Because properties of the control which can either be simply recreated from the control definition in the .aspx/.ascx file OR the property which is changed prior to OnInit event, can always be recreated from the definition and/or by the common code which runs during the execution of the page.

Now if any property or data of the control in Viewstate is changed after the Init event, it would be marked as dirty and hence would be persisted on the html page and send to client. When the ViewState is received back, in the LoadViewState event which occurs after the OnInit Event, the properties from the form’s ViewState field are applied back to appropriate control’s ViewState/StateBag collection.

So what does this mean? This means that the data applied to each control’s viewstate will be again marked as dirty, and will be persisted back to the page’s HTML in the next cycle.

Why do I need to understand these intricacies of ViewState?
For various reasons; Primarily it helps us to understand when to set or not set control’s property and when will it be persisted in the ViewState:
1. If we apply default value to a control’s property in the Load Event, the control will always show only the default value. And also setting the property in Load event will always mark it as dirty, since it occurs after the OnInit event ( rougly speaking the event cycle is PreInit; Init;InitComplete; LoadViewState; LoadPostBackData;Load,….,PreRender,Render)
Public Class TestControl: WebControl
protected override void OnLoad (EventArgs args)
if (!this.IsPostback)
this.Text = Session[“TestSessionKey”] as string;

2. So if we wish to apply a default value, it should be done at the stage of property definition:
Public string Text
return this.ViewState[“Text”] == null ?
Session[“SomeSessionKey”] :
this. ViewState[“Text”] as string;
set { ViewState[“Text”] = value;}
Declare a handler for the OnInit event on the control definition itself and put the intilization code in the control’s OnInit event.
You can put initialization code in the PreInit Event but unlike Init; Load and PreRender, this is not recursive and is called only on the page.
You can create a custom control by inheriting from any of the existing controls as its base control and then put the initializing code in the constructor of the custom control. 

3. For dynamically created controls, they can be added to their parent controls at any event till PreRender (though it is obviously not the best place to add dynamic controls).
So when is Tracking enabled for the ViewState of these controls? The tracking is obviously enabled after the Init event for the control is fired. And for dynamically created controls, ASP.NET plays a “catch-up” with the event sequence in that control ie. OnInit(); OnLoad(); etc (and any controls it may contain). And this catch-up of events starts as soon as the control is added to the control collections of the page’s tree structure.

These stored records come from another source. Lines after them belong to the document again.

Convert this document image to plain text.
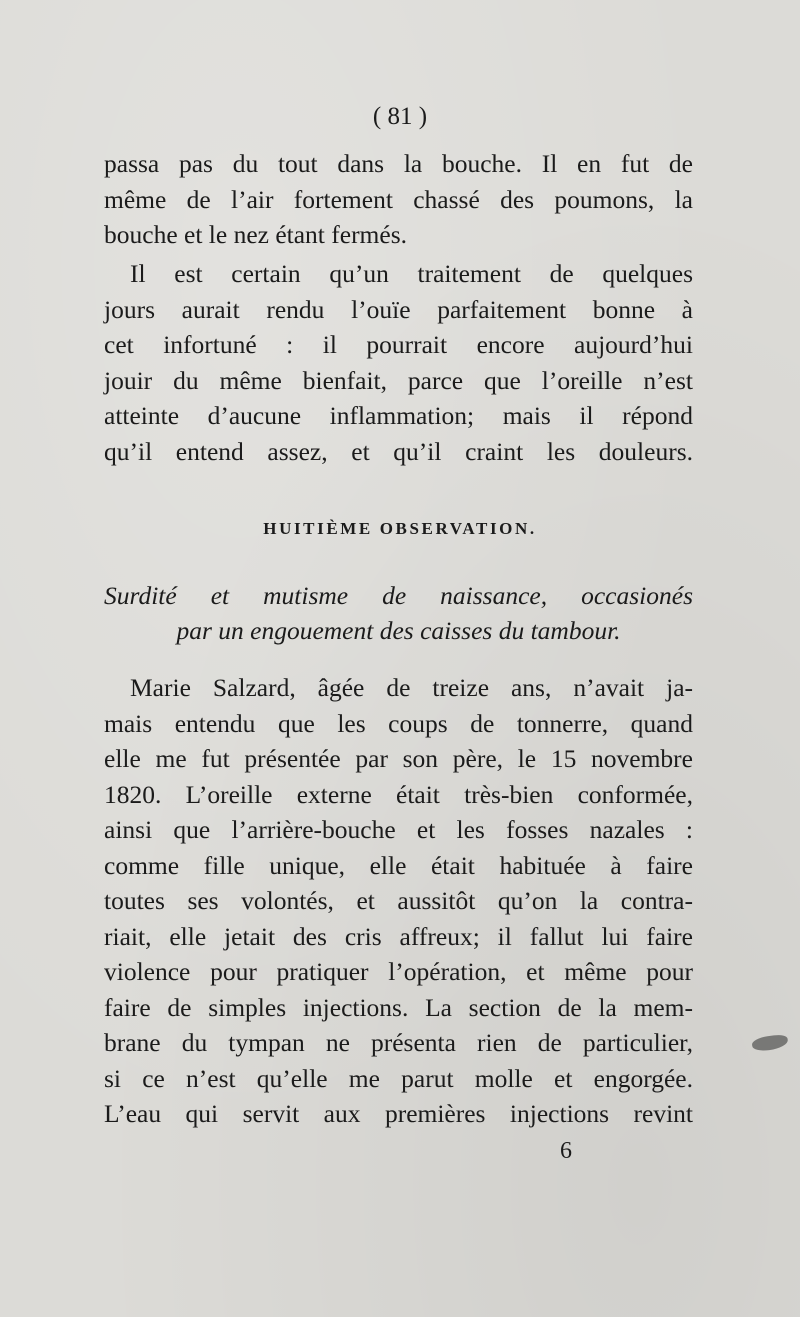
( 81 )
passa pas du tout dans la bouche. Il en fut de
même de l’air fortement chassé des poumons, la
bouche et le nez étant fermés.
Il est certain qu’un traitement de quelques
jours aurait rendu l’ouïe parfaitement bonne à
cet infortuné : il pourrait encore aujourd’hui
jouir du même bienfait, parce que l’oreille n’est
atteinte d’aucune inflammation; mais il répond
qu’il entend assez, et qu’il craint les douleurs.
HUITIÈME OBSERVATION.
Surdité et mutisme de naissance, occasionés
par un engouement des caisses du tambour.
Marie Salzard, âgée de treize ans, n’avait ja-
mais entendu que les coups de tonnerre, quand
elle me fut présentée par son père, le 15 novembre
1820. L’oreille externe était très-bien conformée,
ainsi que l’arrière-bouche et les fosses nazales :
comme fille unique, elle était habituée à faire
toutes ses volontés, et aussitôt qu’on la contra-
riait, elle jetait des cris affreux; il fallut lui faire
violence pour pratiquer l’opération, et même pour
faire de simples injections. La section de la mem-
brane du tympan ne présenta rien de particulier,
si ce n’est qu’elle me parut molle et engorgée.
L’eau qui servit aux premières injections revint
6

I would like to end the discussion on ViewState with a question. Why do we need to persist or send the ViewState data onto the page? This ise xtra load on the network twice; once will sending to client and then receiving it on server. What if the ViewState was persisted in the session?
A user views only one page at a time and if we assume that at a given time there are about 100-200 active users and each page has on an average ViewState size of 1MB; then the additional load on the server will be only 100-200MB. Will it be better than persisting the ViewState on the page?
Couple of quick points; from version 2.0 even if viewstate is disabled some mandatory details required for the proper working of the control are kept in the ControlState property and presisted to client in the ViewState hidden field.
Also from release of .Net framework ver 4.0, ViewStateMode property is also introduced; using which the ViewState can be disabled for a page but enabled for certain controls in it.